Immanuel Ezekiel talks skillsets, transparency & legacy (2)Bookmark this
You are a published author, tell us a bit more about that.
I have written a book, yes, and I’m about to write my second book. I have written a book called The 6 Steps to Financial Freedom and that was based around when I had my mortgage business; I had about 50 brokers working for me at the time. That was before the big crash in 2008. I developed a system, in fact, a formula, to show anybody how to get out of debt, including their mortgage, in a fraction of the time just using their existing money.
Funnily enough, people don’t consider their mortgage a debt, the banks have been very good at disguising what people think as a mortgage as something that you have around your neck like a noose for 25 years, and people seem happy about that.
What should we expect from your second book?
Well the book is going to be all about a drug that I’ve used quite consistently over the last few years, and it’s called opium. Have you heard of opium?
It’s called Other People’s Money.
It is showing people how real property developers, people in property, use other people’s money. Most people realise that a bank is other people’s money, and that is just one form of using other people’s money to leverage and gear through property.
There are lots of different ways that people can accelerate their growth because there is a fallacy that in property you always need money, and the truth is you don’t always need your money. You just need to know how to access that money, and there are lots of people out there that are either time or knowledge poor, but have the actual cash resources and would like to pay and invest through property, and through people that they know have the expertise.
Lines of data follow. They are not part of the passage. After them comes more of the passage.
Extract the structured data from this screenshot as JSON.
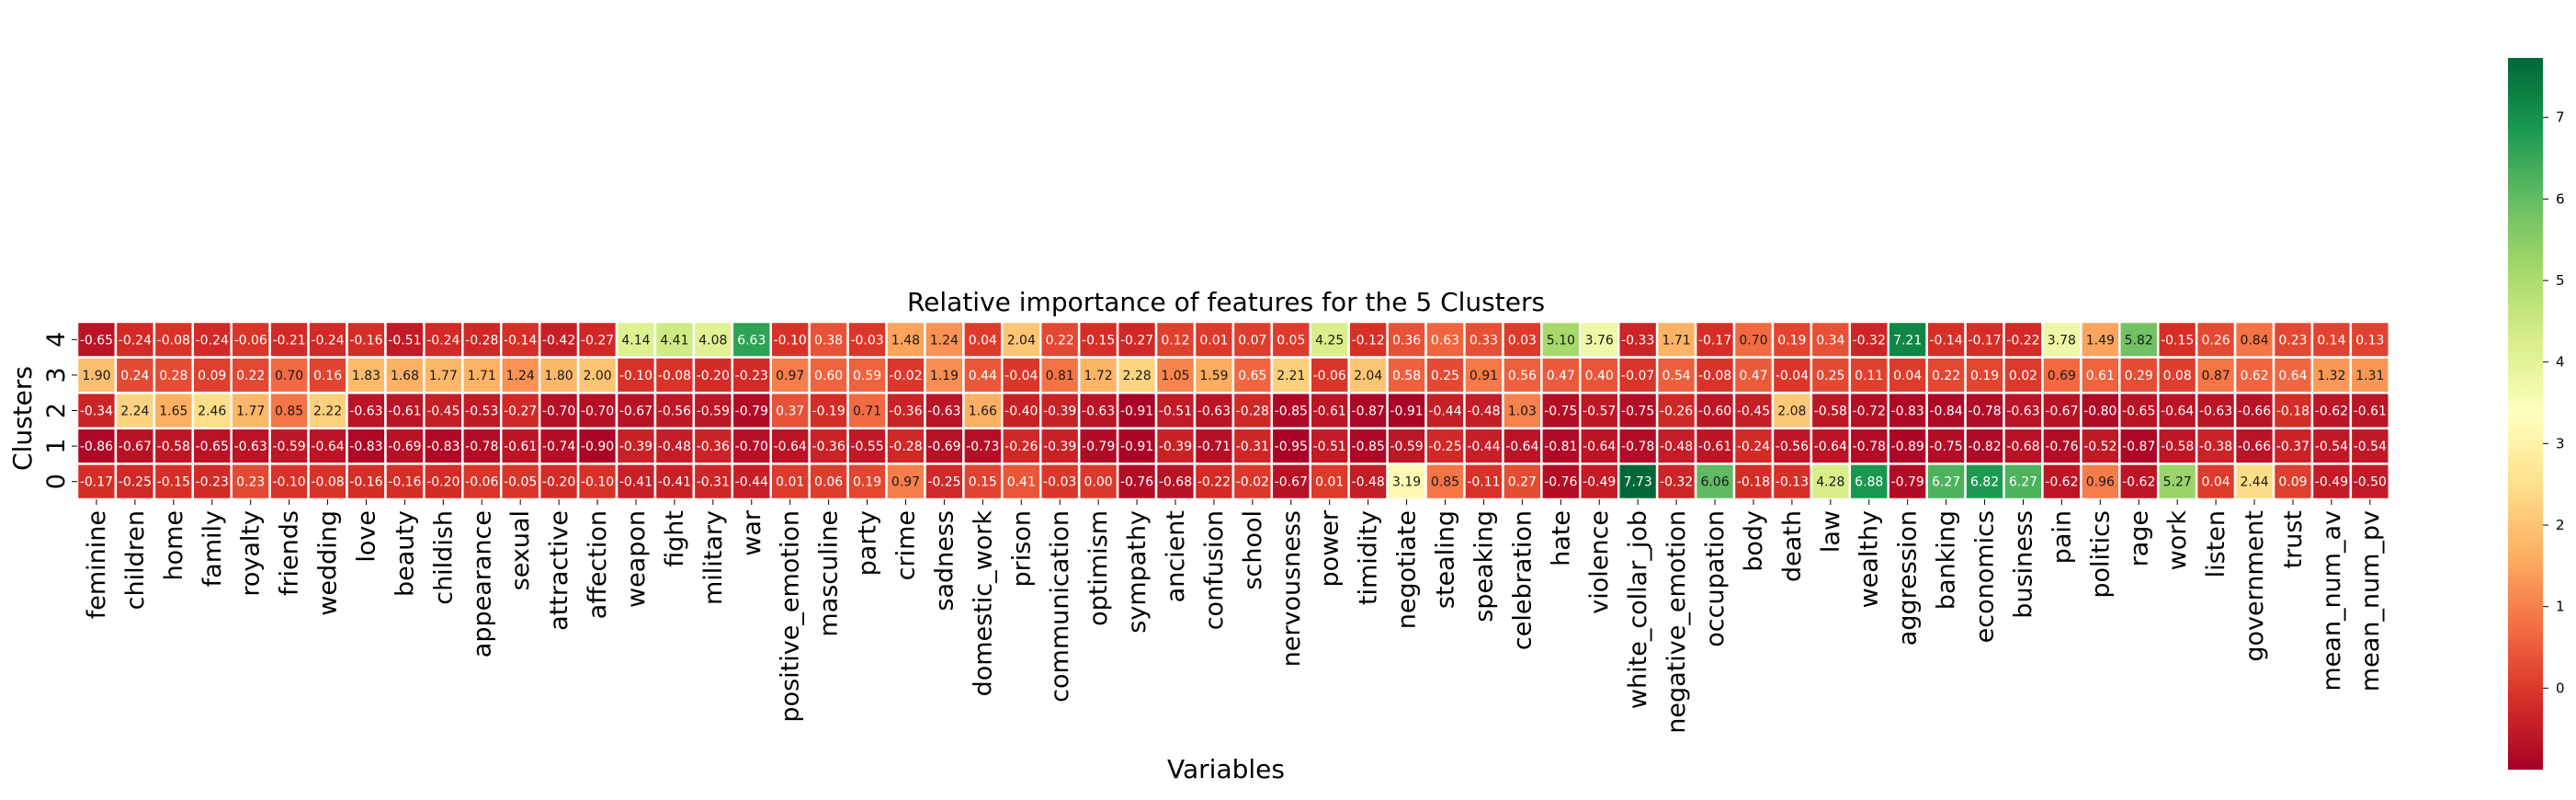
{
  "chart_data": {
    "type": "heatmap",
    "title": "Relative importance of features for the 5 Clusters",
    "xlabel": "Variables",
    "ylabel": "Clusters",
    "colormap": "RdYlGn",
    "colorbar": {
      "range": [
        -1.0,
        7.73
      ],
      "ticks": [
        0,
        1,
        2,
        3,
        4,
        5,
        6,
        7
      ]
    },
    "columns": [
      "feminine",
      "children",
      "home",
      "family",
      "royalty",
      "friends",
      "wedding",
      "love",
      "beauty",
      "childish",
      "appearance",
      "sexual",
      "attractive",
      "affection",
      "weapon",
      "fight",
      "military",
      "war",
      "positive_emotion",
      "masculine",
      "party",
      "crime",
      "sadness",
      "domestic_work",
      "prison",
      "communication",
      "optimism",
      "sympathy",
      "ancient",
      "confusion",
      "school",
      "nervousness",
      "power",
      "timidity",
      "negotiate",
      "stealing",
      "speaking",
      "celebration",
      "hate",
      "violence",
      "white_collar_job",
      "negative_emotion",
      "occupation",
      "body",
      "death",
      "law",
      "wealthy",
      "aggression",
      "banking",
      "economics",
      "business",
      "pain",
      "politics",
      "rage",
      "work",
      "listen",
      "government",
      "trust",
      "mean_num_av",
      "mean_num_pv"
    ],
    "rows": [
      {
        "label": "4",
        "values": [
          -0.65,
          -0.24,
          -0.08,
          -0.24,
          -0.06,
          -0.21,
          -0.24,
          -0.16,
          -0.51,
          -0.24,
          -0.28,
          -0.14,
          -0.42,
          -0.27,
          4.14,
          4.41,
          4.08,
          6.63,
          -0.1,
          0.38,
          -0.03,
          1.48,
          1.24,
          0.04,
          2.04,
          0.22,
          -0.15,
          -0.27,
          0.12,
          0.01,
          0.07,
          0.05,
          4.25,
          -0.12,
          0.36,
          0.63,
          0.33,
          0.03,
          5.1,
          3.76,
          -0.33,
          1.71,
          -0.17,
          0.7,
          0.19,
          0.34,
          -0.32,
          7.21,
          -0.14,
          -0.17,
          -0.22,
          3.78,
          1.49,
          5.82,
          -0.15,
          0.26,
          0.84,
          0.23,
          0.14,
          0.13
        ]
      },
      {
        "label": "3",
        "values": [
          1.9,
          0.24,
          0.28,
          0.09,
          0.22,
          0.7,
          0.16,
          1.83,
          1.68,
          1.77,
          1.71,
          1.24,
          1.8,
          2.0,
          -0.1,
          -0.08,
          -0.2,
          -0.23,
          0.97,
          0.6,
          0.59,
          -0.02,
          1.19,
          0.44,
          -0.04,
          0.81,
          1.72,
          2.28,
          1.05,
          1.59,
          0.65,
          2.21,
          -0.06,
          2.04,
          0.58,
          0.25,
          0.91,
          0.56,
          0.47,
          0.4,
          -0.07,
          0.54,
          -0.08,
          0.47,
          -0.04,
          0.25,
          0.11,
          0.04,
          0.22,
          0.19,
          0.02,
          0.69,
          0.61,
          0.29,
          0.08,
          0.87,
          0.62,
          0.64,
          1.32,
          1.31
        ]
      },
      {
        "label": "2",
        "values": [
          -0.34,
          2.24,
          1.65,
          2.46,
          1.77,
          0.85,
          2.22,
          -0.63,
          -0.61,
          -0.45,
          -0.53,
          -0.27,
          -0.7,
          -0.7,
          -0.67,
          -0.56,
          -0.59,
          -0.79,
          0.37,
          -0.19,
          0.71,
          -0.36,
          -0.63,
          1.66,
          -0.4,
          -0.39,
          -0.63,
          -0.91,
          -0.51,
          -0.63,
          -0.28,
          -0.85,
          -0.61,
          -0.87,
          -0.91,
          -0.44,
          -0.48,
          1.03,
          -0.75,
          -0.57,
          -0.75,
          -0.26,
          -0.6,
          -0.45,
          2.08,
          -0.58,
          -0.72,
          -0.83,
          -0.84,
          -0.78,
          -0.63,
          -0.67,
          -0.8,
          -0.65,
          -0.64,
          -0.63,
          -0.66,
          -0.18,
          -0.62,
          -0.61
        ]
      },
      {
        "label": "1",
        "values": [
          -0.86,
          -0.67,
          -0.58,
          -0.65,
          -0.63,
          -0.59,
          -0.64,
          -0.83,
          -0.69,
          -0.83,
          -0.78,
          -0.61,
          -0.74,
          -0.9,
          -0.39,
          -0.48,
          -0.36,
          -0.7,
          -0.64,
          -0.36,
          -0.55,
          -0.28,
          -0.69,
          -0.73,
          -0.26,
          -0.39,
          -0.79,
          -0.91,
          -0.39,
          -0.71,
          -0.31,
          -0.95,
          -0.51,
          -0.85,
          -0.59,
          -0.25,
          -0.44,
          -0.64,
          -0.81,
          -0.64,
          -0.78,
          -0.48,
          -0.61,
          -0.24,
          -0.56,
          -0.64,
          -0.78,
          -0.89,
          -0.75,
          -0.82,
          -0.68,
          -0.76,
          -0.52,
          -0.87,
          -0.58,
          -0.38,
          -0.66,
          -0.37,
          -0.54,
          -0.54
        ]
      },
      {
        "label": "0",
        "values": [
          -0.17,
          -0.25,
          -0.15,
          -0.23,
          0.23,
          -0.1,
          -0.08,
          -0.16,
          -0.16,
          -0.2,
          -0.06,
          -0.05,
          -0.2,
          -0.1,
          -0.41,
          -0.41,
          -0.31,
          -0.44,
          0.01,
          0.06,
          0.19,
          0.97,
          -0.25,
          0.15,
          0.41,
          -0.03,
          0.0,
          -0.76,
          -0.68,
          -0.22,
          -0.02,
          -0.67,
          0.01,
          -0.48,
          3.19,
          0.85,
          -0.11,
          0.27,
          -0.76,
          -0.49,
          7.73,
          -0.32,
          6.06,
          -0.18,
          -0.13,
          4.28,
          6.88,
          -0.79,
          6.27,
          6.82,
          6.27,
          -0.62,
          0.96,
          -0.62,
          5.27,
          0.04,
          2.44,
          0.09,
          -0.49,
          -0.5
        ]
      }
    ]
  }
}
So that’s the area I’ll be writing on in a lot more depth.
If you were to then write another book about a change you would make in the property development space, what would that focus on?
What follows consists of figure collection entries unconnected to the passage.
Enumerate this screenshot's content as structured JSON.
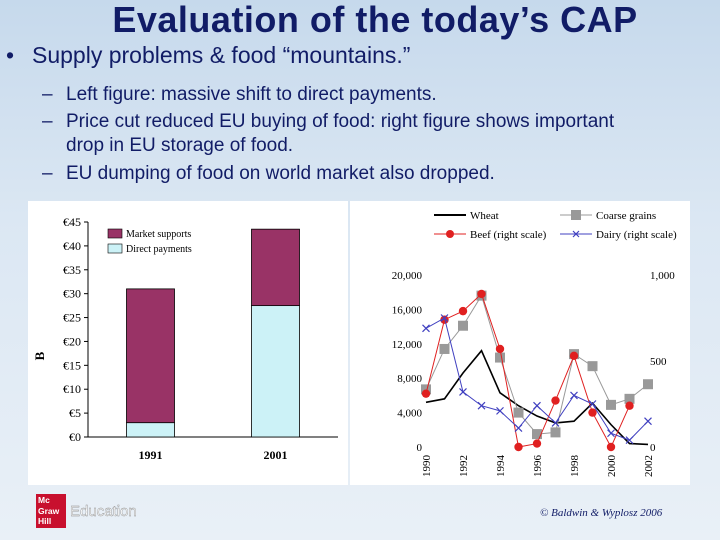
{
  "slide": {
    "title": "Evaluation of the today’s CAP",
    "bullet": "Supply problems & food “mountains.”",
    "bullet_marker": "•",
    "subbullet_marker": "–",
    "subbullets": [
      {
        "line1": "Left figure: massive shift to direct payments."
      },
      {
        "line1": "Price cut reduced EU buying of food: right figure shows important",
        "line2": "drop in EU storage of food."
      },
      {
        "line1": "EU dumping of food on world market also dropped."
      }
    ],
    "logo_lines": [
      "Mc",
      "Graw",
      "Hill"
    ],
    "logo_text": "Education",
    "copyright": "© Baldwin & Wyplosz 2006"
  },
  "chart_data": [
    {
      "type": "bar",
      "stacked": true,
      "categories": [
        "1991",
        "2001"
      ],
      "ylabel": "B",
      "ylim": [
        0,
        45
      ],
      "yticks": [
        "€0",
        "€5",
        "€10",
        "€15",
        "€20",
        "€25",
        "€30",
        "€35",
        "€40",
        "€45"
      ],
      "legend_position": "top-right",
      "series": [
        {
          "name": "Direct payments",
          "values": [
            3,
            27.5
          ],
          "color": "#ccf2f7"
        },
        {
          "name": "Market supports",
          "values": [
            28,
            16
          ],
          "color": "#993366"
        }
      ]
    },
    {
      "type": "line",
      "x": [
        1990,
        1991,
        1992,
        1993,
        1994,
        1995,
        1996,
        1997,
        1998,
        1999,
        2000,
        2001,
        2002
      ],
      "xticks": [
        "1990",
        "1992",
        "1994",
        "1996",
        "1998",
        "2000",
        "2002"
      ],
      "ylim_left": [
        0,
        20000
      ],
      "yticks_left": [
        "0",
        "4,000",
        "8,000",
        "12,000",
        "16,000",
        "20,000"
      ],
      "ylim_right": [
        0,
        1000
      ],
      "yticks_right": [
        "0",
        "500",
        "1,000"
      ],
      "legend_position": "top",
      "series": [
        {
          "name": "Wheat",
          "axis": "left",
          "color": "#000000",
          "marker": "none",
          "values": [
            5200,
            5600,
            8600,
            11200,
            6300,
            4800,
            3600,
            2800,
            3000,
            5100,
            2600,
            400,
            300
          ]
        },
        {
          "name": "Coarse grains",
          "axis": "left",
          "color": "#999999",
          "marker": "square",
          "values": [
            6700,
            11400,
            14100,
            17600,
            10400,
            4000,
            1500,
            1700,
            10800,
            9400,
            4900,
            5600,
            7300
          ]
        },
        {
          "name": "Beef  (right scale)",
          "axis": "right",
          "color": "#e02020",
          "marker": "circle",
          "values": [
            310,
            740,
            790,
            890,
            570,
            0,
            20,
            270,
            530,
            200,
            0,
            240,
            null
          ]
        },
        {
          "name": "Dairy   (right scale)",
          "axis": "right",
          "color": "#4040c0",
          "marker": "x",
          "values": [
            690,
            750,
            320,
            240,
            210,
            110,
            240,
            140,
            300,
            250,
            80,
            40,
            150
          ]
        }
      ]
    }
  ]
}
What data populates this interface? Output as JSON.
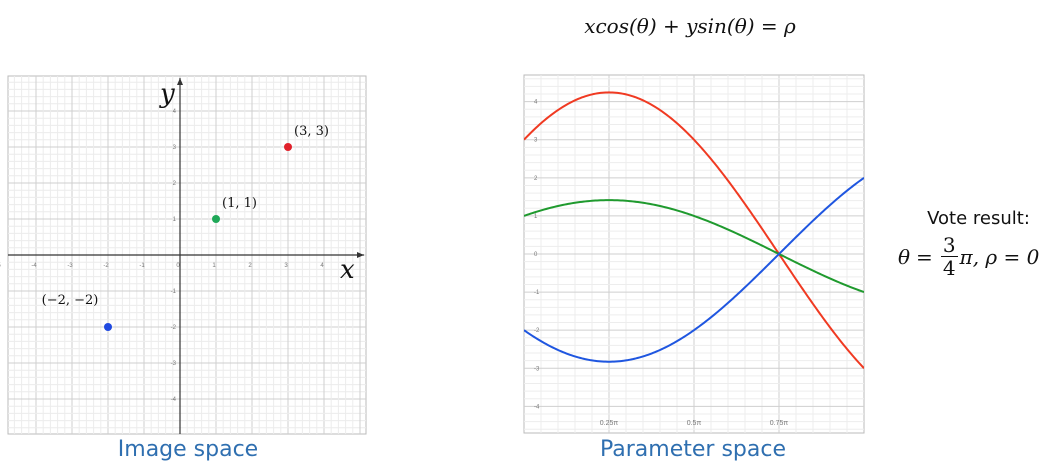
{
  "equation": "xcos(θ) + ysin(θ) = ρ",
  "image_space": {
    "caption": "Image space",
    "x_axis_label": "x",
    "y_axis_label": "y",
    "x_ticks": [
      "-5",
      "-4",
      "-3",
      "-2",
      "-1",
      "0",
      "1",
      "2",
      "3",
      "4"
    ],
    "y_ticks": [
      "4",
      "3",
      "2",
      "1",
      "-1",
      "-2",
      "-3",
      "-4"
    ],
    "points": [
      {
        "label": "(3, 3)",
        "x": 3,
        "y": 3,
        "color": "#e0202a"
      },
      {
        "label": "(1, 1)",
        "x": 1,
        "y": 1,
        "color": "#1fa858"
      },
      {
        "label": "(−2, −2)",
        "x": -2,
        "y": -2,
        "color": "#1f49e0"
      }
    ]
  },
  "parameter_space": {
    "caption": "Parameter space",
    "x_ticks": [
      "0.25π",
      "0.5π",
      "0.75π"
    ],
    "y_ticks": [
      "4",
      "3",
      "2",
      "1",
      "0",
      "-1",
      "-2",
      "-3",
      "-4"
    ],
    "chart_data": {
      "type": "line",
      "x_range_pi": [
        0,
        1
      ],
      "ylim": [
        -4.7,
        4.7
      ],
      "series": [
        {
          "point_x": 3,
          "point_y": 3,
          "color": "#f03a22"
        },
        {
          "point_x": 1,
          "point_y": 1,
          "color": "#1f9a2e"
        },
        {
          "point_x": -2,
          "point_y": -2,
          "color": "#1f56e0"
        }
      ]
    }
  },
  "vote": {
    "title": "Vote result:",
    "theta_symbol": "θ",
    "equals": "=",
    "numerator": "3",
    "denominator": "4",
    "suffix": "π, ρ = 0"
  }
}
Wow, a change in the property/development industry? I guess it’s the expectation between the buyer and the seller. Most sellers always feel that their land is worth a lot more than what it is and the buyers always feel that it’s worth less. Having something more transparent, industry wide, where people can actually attain what the true value of a property is to make it commercially viable.
And also for educating with agents, most agents’ work on behalf of the seller, by managing their expectations of what prices may be. This just makes it much more fluid. The market needs to be a lot more fluid, and it’s…I think it’s through less greed, and more through education.
At TrustedLand, we encourage the notion of building a legacy through your land, do you have a project or development that you’ve worked on that you would consider a part of your legacy?
I have two sides to what I call my legacy. One is my buy-to-let portfolio, which is a legacy that I’m going to leave for my children and my loved ones. But each development that I do, I do with the expectation that they are going to last hundreds of years; the builds are high quality and high specification. Quite often, what I will do, which not a lot of people do, is when I am negotiating with a landowner, for example if I’m building a block of flats, I’ll name the block of flats after their family.
So they have a continued use of their name, and their property doesn’t just die. Effectively, when you’re developing the land you continue with that name, and a lot of landowners like that. So it’s more of their legacy, rather than my legacy. Mine is just building quality property, for the housing market, I tend to build very – what I call middle of the road – properties, anything sort of 700-800k.
What do you feel is the most interesting aspect of the work you do, or the industry itself?
I think what’s interesting is that we know very little. And the industry is always evolving, always changing. Without expert help from professionals like architects, agents, lawyers, it’s easy to fall over very quickly. People don’t invest in professionals’ property, and without that, it’s easy to get lost. There’s a saying that says "if you think the cost of good advice is expensive, try the cost of poor or bad advice".